Following this problem I now have two local git repos on my windows machine that I want to merge. When I use the WinMerge tool to compare files in the repos, the differences are shown corectly. But when git tries to merge the entire file is marked as conflicted.
One important point is that there are other files which are identical and are correctly processed. Another point is that the problem has nothing to do with core.autocrlf for two reasons: 1- I tested with both true and false settings 2- WinMerge shows no difference with ignore line endings option off
How do you suggest we investigate this matter?
[edit] I upgraded git but it was no use.
When Git performs a normal merge, it considers exactly three points: the two heads you're merging, and the merge base, which is usually the nearest common ancestor. If you're merging unrelated histories, this common ancestor is the empty tree; that is, the state with no files.
A merge takes the sum of the result of applying the differences between the merge base and each head.
If, on merge, the file is identical on both sides (that is, the blob has the same object ID), then the result of the merge is simply to take that blob as the value for that file during the merge. Both sides share identical changes, so there's no point in doing any fancy analysis. This explains why identical files work just fine for you in this case.

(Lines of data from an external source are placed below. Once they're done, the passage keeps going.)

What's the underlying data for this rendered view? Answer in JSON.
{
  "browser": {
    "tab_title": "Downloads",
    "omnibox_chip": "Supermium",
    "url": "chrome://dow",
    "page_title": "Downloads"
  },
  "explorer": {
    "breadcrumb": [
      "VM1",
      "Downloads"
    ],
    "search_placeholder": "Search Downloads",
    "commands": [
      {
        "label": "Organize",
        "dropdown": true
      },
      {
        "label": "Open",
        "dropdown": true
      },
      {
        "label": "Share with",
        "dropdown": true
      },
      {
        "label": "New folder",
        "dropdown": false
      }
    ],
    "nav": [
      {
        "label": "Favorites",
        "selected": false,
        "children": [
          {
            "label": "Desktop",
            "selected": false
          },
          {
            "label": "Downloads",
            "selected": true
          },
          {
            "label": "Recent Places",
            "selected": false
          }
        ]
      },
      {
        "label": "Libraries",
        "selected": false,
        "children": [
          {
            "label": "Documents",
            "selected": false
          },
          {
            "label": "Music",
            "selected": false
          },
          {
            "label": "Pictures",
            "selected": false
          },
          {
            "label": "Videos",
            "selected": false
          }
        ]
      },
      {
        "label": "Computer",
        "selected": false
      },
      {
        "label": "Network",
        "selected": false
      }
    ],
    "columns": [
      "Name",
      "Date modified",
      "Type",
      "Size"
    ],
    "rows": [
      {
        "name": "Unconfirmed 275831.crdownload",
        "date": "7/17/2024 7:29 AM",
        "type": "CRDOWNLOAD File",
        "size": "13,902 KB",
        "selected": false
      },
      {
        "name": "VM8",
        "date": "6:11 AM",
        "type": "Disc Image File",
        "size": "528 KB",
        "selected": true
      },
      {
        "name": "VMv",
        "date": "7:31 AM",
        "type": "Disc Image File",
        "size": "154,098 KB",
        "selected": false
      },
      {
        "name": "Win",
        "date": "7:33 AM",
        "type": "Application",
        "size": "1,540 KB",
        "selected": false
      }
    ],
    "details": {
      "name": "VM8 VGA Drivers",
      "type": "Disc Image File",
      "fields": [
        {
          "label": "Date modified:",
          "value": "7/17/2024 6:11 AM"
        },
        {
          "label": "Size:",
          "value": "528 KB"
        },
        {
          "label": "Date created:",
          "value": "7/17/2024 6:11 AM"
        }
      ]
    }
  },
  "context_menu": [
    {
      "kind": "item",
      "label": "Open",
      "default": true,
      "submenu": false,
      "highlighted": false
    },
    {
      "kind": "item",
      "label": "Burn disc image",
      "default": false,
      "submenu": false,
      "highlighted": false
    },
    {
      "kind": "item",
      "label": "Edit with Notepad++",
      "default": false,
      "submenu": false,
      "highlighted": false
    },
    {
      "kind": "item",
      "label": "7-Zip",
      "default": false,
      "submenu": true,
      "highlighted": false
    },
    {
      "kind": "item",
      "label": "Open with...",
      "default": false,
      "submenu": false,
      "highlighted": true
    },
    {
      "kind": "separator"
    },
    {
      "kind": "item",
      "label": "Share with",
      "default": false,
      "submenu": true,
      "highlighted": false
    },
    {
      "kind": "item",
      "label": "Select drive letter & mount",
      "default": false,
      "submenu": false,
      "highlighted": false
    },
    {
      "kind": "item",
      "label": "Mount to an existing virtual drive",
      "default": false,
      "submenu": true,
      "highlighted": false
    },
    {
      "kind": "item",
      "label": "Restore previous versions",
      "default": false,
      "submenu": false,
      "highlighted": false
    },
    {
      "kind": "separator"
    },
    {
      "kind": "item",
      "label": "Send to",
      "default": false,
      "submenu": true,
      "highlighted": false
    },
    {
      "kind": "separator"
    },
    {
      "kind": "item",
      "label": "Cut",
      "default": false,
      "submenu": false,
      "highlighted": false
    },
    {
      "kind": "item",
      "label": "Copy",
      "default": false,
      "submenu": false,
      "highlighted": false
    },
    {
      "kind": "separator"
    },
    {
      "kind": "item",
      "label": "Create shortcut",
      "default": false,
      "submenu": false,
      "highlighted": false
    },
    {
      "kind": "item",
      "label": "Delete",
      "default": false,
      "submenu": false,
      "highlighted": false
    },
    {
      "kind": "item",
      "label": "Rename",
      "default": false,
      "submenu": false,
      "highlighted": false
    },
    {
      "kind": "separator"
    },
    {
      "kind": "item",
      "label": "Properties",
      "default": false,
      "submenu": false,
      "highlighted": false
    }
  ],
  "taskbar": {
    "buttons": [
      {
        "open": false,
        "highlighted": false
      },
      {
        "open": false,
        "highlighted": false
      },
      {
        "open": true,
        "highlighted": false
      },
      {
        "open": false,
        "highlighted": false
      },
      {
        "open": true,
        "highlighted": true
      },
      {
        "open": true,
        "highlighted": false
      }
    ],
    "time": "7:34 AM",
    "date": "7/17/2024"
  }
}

However, in the case where the files are not identical and you have unrelated histories, Git considers this an add/add conflict: that is, one side has added some set of lines and the other side has added another set of lines. It may be the case that many of these lines are in common, but the conflict is logically the fact that two different sets of lines are added, so the entire file conflicts.
This is why merging independent histories of the same codebase tends to be a bad idea. You can either resolve the conflicts by hand, or you can perform a merge of two identical states of the repository, which will result in a conflict-free merge, and then merge your changes again in a second merge. In the latter case, your merge base will not be the empty tree, but the identical merged state, and as a result, Git will be able to resolve the changes much better without conflicts.